People keep saying “AI is the death of SaaS.” I think that’s slightly wrong.
AI alone is not killing SaaS. What’s actually happening is that AI + the thousand tiny annoyances of SaaS is killing SaaS. For years, we tolerated software because building custom software was expensive, slow, and painful. So even if a product was only 80% right for your workflow, you adapted yourself to the software instead of the other way around.
But AI changed the cost equation. At one of my companies we use Retool for reporting. Retool is great at what it does. This is not a knock on them. But our CEO used Claude to mock up the exact dashboard he wanted. Traditionally, I would have built that inside Retool. Even with Retool AI, it still would’ve taken time, compromises, and it definitely wouldn’t have matched the design exactly.
Instead, I dropped the design HTML from Claude into my normal Copilot workflow and had the exact dashboard deployed to Vercel in about 2 hours. That’s the shift. The “build vs buy” decision used to happen at massive scales. Now AI has pushed that threshold down so far that even minor annoyances start tipping the scale toward “just build it.”

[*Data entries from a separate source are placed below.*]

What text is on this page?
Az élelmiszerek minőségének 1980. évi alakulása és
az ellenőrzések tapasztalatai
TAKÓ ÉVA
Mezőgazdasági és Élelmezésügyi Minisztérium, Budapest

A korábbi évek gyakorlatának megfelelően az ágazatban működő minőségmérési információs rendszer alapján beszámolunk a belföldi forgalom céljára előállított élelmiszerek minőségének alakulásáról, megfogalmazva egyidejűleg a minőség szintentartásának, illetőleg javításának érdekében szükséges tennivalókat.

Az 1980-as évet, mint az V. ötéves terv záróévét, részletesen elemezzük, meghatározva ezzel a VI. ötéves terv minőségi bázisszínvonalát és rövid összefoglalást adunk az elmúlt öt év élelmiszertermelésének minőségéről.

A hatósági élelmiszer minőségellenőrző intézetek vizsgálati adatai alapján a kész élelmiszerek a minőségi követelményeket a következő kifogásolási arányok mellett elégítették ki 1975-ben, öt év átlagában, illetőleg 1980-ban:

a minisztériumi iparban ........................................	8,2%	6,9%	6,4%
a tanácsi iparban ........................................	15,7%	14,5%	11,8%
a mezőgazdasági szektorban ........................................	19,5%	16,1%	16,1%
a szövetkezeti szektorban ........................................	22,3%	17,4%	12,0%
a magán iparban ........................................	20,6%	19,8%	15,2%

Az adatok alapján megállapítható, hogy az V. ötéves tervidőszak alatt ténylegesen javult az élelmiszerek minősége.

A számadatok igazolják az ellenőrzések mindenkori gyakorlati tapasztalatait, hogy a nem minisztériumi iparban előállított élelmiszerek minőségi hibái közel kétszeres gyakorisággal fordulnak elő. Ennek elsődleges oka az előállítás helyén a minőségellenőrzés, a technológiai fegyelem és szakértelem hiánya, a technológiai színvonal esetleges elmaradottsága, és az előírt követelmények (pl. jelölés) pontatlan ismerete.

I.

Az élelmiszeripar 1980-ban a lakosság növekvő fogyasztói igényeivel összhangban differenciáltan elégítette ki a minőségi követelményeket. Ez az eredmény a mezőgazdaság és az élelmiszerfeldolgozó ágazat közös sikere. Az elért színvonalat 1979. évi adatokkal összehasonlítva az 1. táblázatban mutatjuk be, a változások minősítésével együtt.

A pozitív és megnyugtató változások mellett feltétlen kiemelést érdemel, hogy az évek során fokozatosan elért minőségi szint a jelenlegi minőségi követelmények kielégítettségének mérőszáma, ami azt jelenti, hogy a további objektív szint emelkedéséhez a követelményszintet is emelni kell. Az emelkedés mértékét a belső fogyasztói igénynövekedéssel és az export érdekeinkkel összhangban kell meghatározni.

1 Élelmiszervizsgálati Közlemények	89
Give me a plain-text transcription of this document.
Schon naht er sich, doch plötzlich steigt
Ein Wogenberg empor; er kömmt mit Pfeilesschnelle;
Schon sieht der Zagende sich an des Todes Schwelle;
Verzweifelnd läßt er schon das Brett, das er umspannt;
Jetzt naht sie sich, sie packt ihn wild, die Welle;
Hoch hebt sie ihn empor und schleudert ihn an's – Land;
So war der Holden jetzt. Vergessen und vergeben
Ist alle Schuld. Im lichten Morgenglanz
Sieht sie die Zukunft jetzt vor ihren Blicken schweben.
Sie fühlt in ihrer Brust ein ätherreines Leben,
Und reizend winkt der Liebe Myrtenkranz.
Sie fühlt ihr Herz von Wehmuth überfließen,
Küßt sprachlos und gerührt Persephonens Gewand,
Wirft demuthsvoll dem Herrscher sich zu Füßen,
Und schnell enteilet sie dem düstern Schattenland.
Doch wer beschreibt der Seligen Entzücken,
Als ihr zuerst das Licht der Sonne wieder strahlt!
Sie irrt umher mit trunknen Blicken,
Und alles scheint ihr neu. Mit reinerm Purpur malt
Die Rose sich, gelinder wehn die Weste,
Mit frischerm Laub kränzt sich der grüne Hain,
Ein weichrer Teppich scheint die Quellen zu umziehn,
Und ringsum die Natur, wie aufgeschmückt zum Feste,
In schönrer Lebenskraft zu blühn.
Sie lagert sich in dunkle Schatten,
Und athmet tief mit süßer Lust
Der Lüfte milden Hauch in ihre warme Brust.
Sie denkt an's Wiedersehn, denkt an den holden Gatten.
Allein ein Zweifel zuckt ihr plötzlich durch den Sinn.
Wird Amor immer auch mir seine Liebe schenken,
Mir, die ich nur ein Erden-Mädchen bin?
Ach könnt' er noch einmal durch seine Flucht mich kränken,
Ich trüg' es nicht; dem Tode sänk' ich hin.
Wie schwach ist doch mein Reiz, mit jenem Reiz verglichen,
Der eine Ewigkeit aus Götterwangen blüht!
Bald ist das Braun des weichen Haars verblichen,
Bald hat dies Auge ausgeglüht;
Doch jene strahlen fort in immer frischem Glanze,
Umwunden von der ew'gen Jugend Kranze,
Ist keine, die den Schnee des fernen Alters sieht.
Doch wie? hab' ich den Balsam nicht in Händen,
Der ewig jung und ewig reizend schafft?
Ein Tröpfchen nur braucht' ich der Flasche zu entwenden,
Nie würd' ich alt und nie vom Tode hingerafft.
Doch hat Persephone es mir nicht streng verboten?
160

I saw this personally with Log My Lift. There are already tons of workout tracking apps. Most are honestly pretty good. But every single one had little things that annoyed me:
– How exercises were entered
– How sets/reps were logged
– Handling missed reps or partial sets
– Supporting timed exercises vs rep-based vs weight+rep equally well
– How progressive overload was visualized
– Random UX friction everywhere
None of those issues individually justified building a new app a few years ago. Today? They do. Because now the question isn’t:
“Should I spend 6 months building custom software just for myself?”
It’s:
“Should I spend a weekend fixing all the things that annoy me?”
That’s a completely different calculation.
This is the new reality. We all have the tools to build what we want instantly.